Die Verlage Kiepenheuer & Witsch, Droemer Knaur, Fischer und Rowohlt hatten kurz vor Beginn der Buchmesse verlautbaren lassen, „jetzt auch” E-Books anzubieten, bis zum Jahresende werden es 1500 sein. Schätzings „Limit” ist nicht dabei. Man wolle bis zum Frühjahr warten, um die Lesereise damit zu bewerben. Das E-Book als Marketing-Tool, als Werbefähnchen? Es scheint Verwirrung zu herrschen in der Branche. Eine Umfrage der Buchmesse ergab: 80 Prozent der internationalen Branchenexperten sehen die Digitalisierung als Chance, nicht als Krise. Schon bei der Frage aber, wie teuer ein E-Book denn sein sollte, herrscht größtmögliche Uneinigkeit – vier Prozent meinten gar, es sollte teurer als das gedruckte Buch. Nur 15 Prozent mochten sich auf Amazons Standardpreis von 9,99 US-Dollar einlassen.

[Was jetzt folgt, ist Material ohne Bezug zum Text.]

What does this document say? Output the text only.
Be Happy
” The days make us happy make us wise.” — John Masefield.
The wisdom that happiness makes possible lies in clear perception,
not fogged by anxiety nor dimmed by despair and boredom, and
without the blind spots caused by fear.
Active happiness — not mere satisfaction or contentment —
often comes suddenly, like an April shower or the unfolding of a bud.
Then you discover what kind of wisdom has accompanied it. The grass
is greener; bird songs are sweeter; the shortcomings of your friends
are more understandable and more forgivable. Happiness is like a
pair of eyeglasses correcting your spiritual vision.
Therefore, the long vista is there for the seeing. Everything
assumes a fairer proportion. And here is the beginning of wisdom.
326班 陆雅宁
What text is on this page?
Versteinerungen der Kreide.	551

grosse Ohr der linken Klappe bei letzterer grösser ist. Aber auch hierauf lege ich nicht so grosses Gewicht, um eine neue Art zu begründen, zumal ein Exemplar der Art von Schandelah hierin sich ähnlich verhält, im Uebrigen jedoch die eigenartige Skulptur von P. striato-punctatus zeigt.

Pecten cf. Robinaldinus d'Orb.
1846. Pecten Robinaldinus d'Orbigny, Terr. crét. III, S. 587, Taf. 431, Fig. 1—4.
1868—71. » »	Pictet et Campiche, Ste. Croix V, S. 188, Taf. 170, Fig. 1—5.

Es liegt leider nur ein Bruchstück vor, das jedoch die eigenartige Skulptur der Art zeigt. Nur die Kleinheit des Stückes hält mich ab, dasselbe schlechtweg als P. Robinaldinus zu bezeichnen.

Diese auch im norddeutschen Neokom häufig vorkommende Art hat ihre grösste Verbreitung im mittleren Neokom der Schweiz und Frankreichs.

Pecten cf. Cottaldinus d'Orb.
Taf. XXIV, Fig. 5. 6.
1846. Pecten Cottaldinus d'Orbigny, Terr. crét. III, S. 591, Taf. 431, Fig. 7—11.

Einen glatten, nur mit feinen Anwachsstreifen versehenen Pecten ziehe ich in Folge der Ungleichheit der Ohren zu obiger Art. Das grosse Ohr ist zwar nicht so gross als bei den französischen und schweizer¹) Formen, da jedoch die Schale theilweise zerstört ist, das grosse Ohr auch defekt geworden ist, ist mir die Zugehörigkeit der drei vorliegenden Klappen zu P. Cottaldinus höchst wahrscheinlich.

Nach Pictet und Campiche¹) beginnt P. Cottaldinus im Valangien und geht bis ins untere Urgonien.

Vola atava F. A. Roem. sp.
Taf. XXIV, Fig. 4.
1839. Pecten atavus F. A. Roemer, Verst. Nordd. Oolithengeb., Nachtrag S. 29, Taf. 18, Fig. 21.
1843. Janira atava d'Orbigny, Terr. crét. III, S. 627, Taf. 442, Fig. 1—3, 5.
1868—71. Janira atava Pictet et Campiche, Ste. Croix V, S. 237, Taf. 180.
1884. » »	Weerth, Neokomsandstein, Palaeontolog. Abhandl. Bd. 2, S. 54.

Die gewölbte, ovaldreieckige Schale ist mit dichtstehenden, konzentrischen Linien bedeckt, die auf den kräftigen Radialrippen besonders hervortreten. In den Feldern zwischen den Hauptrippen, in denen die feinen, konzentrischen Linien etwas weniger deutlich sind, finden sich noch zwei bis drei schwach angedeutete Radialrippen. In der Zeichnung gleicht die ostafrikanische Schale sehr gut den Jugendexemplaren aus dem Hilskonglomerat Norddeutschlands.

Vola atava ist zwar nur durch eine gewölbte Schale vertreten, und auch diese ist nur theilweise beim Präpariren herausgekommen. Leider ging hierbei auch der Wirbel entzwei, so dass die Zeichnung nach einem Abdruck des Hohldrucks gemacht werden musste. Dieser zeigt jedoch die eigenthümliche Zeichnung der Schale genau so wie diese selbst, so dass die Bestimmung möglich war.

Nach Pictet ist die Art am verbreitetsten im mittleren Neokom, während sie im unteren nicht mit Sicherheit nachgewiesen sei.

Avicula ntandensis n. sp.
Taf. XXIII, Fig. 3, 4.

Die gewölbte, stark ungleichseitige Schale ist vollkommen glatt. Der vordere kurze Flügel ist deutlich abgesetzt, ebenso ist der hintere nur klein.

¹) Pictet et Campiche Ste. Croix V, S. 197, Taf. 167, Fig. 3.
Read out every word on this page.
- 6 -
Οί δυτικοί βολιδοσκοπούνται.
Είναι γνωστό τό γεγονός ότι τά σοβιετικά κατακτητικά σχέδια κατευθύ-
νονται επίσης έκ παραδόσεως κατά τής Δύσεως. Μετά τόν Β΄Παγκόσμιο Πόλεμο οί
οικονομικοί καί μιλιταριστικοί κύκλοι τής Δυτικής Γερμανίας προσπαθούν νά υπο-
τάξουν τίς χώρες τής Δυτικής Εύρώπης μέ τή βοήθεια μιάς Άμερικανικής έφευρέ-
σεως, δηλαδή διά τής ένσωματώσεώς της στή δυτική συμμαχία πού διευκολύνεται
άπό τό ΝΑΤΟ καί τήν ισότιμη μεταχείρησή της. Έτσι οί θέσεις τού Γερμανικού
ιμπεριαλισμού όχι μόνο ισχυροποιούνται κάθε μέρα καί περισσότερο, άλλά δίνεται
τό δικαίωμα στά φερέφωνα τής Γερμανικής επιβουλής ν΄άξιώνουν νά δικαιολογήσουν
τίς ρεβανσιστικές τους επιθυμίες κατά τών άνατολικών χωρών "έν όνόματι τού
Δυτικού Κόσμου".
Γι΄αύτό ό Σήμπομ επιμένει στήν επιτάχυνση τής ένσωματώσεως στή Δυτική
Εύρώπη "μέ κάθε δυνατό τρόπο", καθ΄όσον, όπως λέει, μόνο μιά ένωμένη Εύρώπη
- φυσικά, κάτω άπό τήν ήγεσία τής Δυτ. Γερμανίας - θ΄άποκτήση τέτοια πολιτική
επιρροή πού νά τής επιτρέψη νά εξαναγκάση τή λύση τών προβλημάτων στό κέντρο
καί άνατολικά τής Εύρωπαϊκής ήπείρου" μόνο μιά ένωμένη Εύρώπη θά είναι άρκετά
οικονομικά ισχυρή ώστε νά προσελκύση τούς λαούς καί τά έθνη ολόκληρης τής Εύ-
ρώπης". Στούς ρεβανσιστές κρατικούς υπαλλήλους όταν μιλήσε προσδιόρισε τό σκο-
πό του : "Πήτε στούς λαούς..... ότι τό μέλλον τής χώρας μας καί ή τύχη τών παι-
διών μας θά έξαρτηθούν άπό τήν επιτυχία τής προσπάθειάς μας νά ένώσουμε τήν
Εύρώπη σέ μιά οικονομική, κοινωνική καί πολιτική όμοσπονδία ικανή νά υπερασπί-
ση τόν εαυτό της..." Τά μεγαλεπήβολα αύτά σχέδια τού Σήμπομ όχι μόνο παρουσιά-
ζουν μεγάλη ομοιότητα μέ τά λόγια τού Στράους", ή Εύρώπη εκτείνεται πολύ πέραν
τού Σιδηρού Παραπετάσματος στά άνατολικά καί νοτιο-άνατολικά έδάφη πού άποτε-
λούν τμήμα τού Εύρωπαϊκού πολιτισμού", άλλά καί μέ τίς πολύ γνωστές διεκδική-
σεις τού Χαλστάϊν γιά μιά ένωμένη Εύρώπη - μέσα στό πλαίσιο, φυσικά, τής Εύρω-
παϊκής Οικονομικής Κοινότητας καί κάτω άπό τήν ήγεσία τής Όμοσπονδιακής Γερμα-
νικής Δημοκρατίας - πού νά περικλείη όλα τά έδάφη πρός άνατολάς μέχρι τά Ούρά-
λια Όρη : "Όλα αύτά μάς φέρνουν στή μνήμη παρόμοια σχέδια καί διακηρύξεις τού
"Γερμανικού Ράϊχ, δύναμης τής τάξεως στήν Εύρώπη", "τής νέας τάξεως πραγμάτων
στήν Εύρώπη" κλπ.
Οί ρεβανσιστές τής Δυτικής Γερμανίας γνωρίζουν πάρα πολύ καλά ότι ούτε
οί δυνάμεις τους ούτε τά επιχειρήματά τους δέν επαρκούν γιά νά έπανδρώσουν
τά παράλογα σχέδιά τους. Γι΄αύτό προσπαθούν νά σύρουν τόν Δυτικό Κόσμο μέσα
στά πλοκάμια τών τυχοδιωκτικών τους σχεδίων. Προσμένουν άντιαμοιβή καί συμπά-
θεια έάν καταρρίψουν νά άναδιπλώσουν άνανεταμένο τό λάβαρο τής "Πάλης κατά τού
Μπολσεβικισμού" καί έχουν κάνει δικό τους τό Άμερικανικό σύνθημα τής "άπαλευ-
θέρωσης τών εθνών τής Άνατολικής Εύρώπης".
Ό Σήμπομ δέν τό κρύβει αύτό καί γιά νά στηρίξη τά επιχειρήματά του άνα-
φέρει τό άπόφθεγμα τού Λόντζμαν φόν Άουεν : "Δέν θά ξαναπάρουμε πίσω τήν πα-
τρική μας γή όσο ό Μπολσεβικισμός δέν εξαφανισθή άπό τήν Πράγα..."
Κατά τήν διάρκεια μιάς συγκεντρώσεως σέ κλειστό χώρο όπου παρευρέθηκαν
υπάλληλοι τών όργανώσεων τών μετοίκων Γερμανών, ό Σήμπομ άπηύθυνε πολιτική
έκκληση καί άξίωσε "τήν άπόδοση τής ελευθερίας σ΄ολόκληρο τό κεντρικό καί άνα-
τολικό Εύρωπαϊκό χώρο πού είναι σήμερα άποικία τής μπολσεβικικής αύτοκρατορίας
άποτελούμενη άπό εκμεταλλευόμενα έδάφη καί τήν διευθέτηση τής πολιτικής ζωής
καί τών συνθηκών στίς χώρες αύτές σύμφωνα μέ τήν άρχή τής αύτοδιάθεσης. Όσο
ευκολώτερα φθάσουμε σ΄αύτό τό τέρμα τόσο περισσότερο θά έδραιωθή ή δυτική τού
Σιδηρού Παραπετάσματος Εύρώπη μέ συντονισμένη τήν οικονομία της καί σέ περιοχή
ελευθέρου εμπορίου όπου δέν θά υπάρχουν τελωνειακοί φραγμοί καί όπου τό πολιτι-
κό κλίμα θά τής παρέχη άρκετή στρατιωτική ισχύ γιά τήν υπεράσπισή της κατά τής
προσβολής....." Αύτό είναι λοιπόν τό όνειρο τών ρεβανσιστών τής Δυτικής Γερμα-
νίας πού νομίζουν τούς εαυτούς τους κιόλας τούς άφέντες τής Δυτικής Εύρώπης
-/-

Das Internetversandhaus wird sein jüngstes Baby, das Kindle, kurz nach der Messe auch in Deutschland zur Welt bringen, als Konkurrenz zum Reader. Und obschon in den USA jüngst von Dan Browns „The Lost Symbol” mehr digitale als gedruckte Bücher verkauft wurden, belächelt Gottfried Honnefelder vom Börsenverein des Deutschen Buchhandels die Einführung. Grundsätzlich aber werde sich das E-Book „auf den Buchmarkt auswirken”, sagt er. In der ersten Hälfte dieses Jahres wurden laut Gesellschaft für Konsumforschung erst 65 000 E-Books verkauft.

Tropenwaldzerstörung für Kinderbücher

Terezia Mora sitzt in einem Interviewzimmer, irgendwo im Gewirr der Messe. In ihrem Roman „Der einzige Mann auf dem Kontinent” befasst sie sich mit der Computerbranche – doch so sehr sie auch das Netz schätzen mag als Recherchehilfe, das virtuelle Buch ist kein Thema für sie. „Ich bin eine Vielleserin, ich muss mich immer sehr beschränken, wenn ich wegfahre – da wäre es sicher praktisch. Wahrscheinlich aber wird das, was ich lese, gar nicht als E-Book angeboten?"

Papier wird aus Wasser hergestellt - und Holz. Der Witz, dass das E-Book Regenwälder retten könnte, bekommt durch eine Studie des World Wildlife Fund unkomischen Gehalt: „Tropenwaldzerstörung für Kinderbücher” lautet die Studie zu dramatischen Tropenholz-Funden in den 4900 Tonnen Kinder- und Malbüchern, die Deutschland 2008 importierte. Ein Drittel davon wurden gefertigt: in China. Ist das nicht ein Skandal?